Tapi, dengan semua improve dari segi kualitas produk, branding hingga layanan purna jual, nyatanya stigma jelek masih saja melekat pada produk lokal. Ini ada apa, sih, sebenernya?

Hmm, kalau dipikir-pikir, fenomena ini mungkin nggak lepas dari beberapa oknum local pride yang kelewat batas. Produsen lokal dengan bangganya menyebut produk mereka karya anak bangsa, kemudian produknya dibuat secara limited edition dan dijual dengan harga yang nggak masuk akal mahalnya. 

Apakah laris? Laris dong. Sold out dalam sekejap dan bikin orang-orang rela ngantri berjam-jam di depan tokonya bahkan jauh sebelum jam buka. Beberapa dari konsumen bahkan membeli produknya hanya untuk dijual kembali dengan harga yang lebih fantastis lagi dari harga jualnya (yang memang sudah fantastis itu). 

Okelah, barang limited edition sudah pasti harganya mahal.

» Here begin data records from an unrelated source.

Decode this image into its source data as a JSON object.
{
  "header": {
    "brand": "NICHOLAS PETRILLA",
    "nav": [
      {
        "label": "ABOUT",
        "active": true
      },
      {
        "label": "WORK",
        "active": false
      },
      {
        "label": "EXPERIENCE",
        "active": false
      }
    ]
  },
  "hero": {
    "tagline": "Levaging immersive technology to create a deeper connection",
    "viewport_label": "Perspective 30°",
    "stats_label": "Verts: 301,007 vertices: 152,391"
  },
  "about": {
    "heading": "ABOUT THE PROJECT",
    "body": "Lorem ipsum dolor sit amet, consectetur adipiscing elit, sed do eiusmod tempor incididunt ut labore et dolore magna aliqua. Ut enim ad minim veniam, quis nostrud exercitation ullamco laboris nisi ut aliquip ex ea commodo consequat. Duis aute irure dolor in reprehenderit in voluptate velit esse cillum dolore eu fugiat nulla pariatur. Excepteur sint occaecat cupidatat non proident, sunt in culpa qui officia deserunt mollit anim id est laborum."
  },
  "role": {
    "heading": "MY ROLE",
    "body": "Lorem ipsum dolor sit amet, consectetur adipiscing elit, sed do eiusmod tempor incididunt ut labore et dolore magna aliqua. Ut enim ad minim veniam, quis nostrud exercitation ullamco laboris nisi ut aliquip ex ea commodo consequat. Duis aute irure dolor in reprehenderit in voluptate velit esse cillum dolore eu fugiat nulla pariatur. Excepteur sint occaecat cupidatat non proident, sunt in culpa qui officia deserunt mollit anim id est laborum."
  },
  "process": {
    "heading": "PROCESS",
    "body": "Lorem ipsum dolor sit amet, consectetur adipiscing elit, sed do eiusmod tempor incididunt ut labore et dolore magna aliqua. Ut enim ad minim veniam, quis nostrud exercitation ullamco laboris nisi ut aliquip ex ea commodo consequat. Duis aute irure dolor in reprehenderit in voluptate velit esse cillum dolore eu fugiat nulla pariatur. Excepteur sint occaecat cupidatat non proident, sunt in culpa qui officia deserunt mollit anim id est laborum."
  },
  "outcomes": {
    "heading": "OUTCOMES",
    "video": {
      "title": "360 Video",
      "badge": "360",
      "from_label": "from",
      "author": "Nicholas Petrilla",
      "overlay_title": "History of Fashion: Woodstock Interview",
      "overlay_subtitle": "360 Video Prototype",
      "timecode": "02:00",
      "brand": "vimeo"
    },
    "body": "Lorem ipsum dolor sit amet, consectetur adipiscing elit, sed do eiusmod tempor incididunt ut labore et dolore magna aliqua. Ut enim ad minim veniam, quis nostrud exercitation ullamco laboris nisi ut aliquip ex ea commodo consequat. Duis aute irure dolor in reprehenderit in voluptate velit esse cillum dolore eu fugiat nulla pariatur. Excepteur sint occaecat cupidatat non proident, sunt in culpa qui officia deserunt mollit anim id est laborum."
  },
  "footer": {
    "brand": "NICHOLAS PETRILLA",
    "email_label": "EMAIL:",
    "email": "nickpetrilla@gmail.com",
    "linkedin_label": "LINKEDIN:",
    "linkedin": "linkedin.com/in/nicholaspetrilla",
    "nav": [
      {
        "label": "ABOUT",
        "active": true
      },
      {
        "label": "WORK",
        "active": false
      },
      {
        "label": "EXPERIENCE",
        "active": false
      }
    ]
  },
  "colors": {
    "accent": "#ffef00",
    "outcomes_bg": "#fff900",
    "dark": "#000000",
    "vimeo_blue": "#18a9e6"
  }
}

Tapi, beda ceritanya dengan barang limited edition yang dipasarkan dengan embel-embel “dukung karya anak bangsa” plus harga meroket. Gimana caranya mau dukung produk lokal kalau harganya di atas produk luar dan dalam satu kedipan mata udah nggak ada stoknya? 

Ada lagi oknum local pride yang terbilang anti kritik. Produk lokal itu nggak boleh dikritik walau jelas-jelas ada kekurangannya yang merugikan konsumen. Nggak boleh protes, pokoknya harus bangga sama buatan anak bangsa. Akhirnya, konsumen cuma bisa misuh-misuh sendiri. Ngedumel dalam hati.

Frasa local pride alias kebanggaan memakai produk lokal justru disalahgunakan untuk  memasang harga tinggi dengan kualitas produk yang ala kadarnya, lalu menutup telinga pada kritik dengan berlindung di balik kalimat “karya anak bangsa”. Kaum mendang-mending atau bukan, akan lebih memilih produk luar kalau begini caranya.

BACA JUGA: REKOMENDASI 4 BRAND LOKAL MENGUSUNG STYLE BLOKECORE

Tentu nggak semua produsen lokal bertingkah seperti ini. Cuma oknum, kok! Masih banyak produk lokal dengan harga sesuai kualitas dan nggak melulu jualan overpriced limited edition. Sayangnya, kelakuan beberapa oknum inilah yang akhirnya bikin para konsumen punya trust issue dengan produk lokal. 

Selain karena alasan di atas, hal lain yang membuat produk luar masih lebih digemari ketimbang produk lokal walau kualitasnya sudah bersaing adalah karena faktor kenyamanan. Kalau udah terlanjur nyaman emang susah sih Civs, bakal susah berpaling ke lain hati. 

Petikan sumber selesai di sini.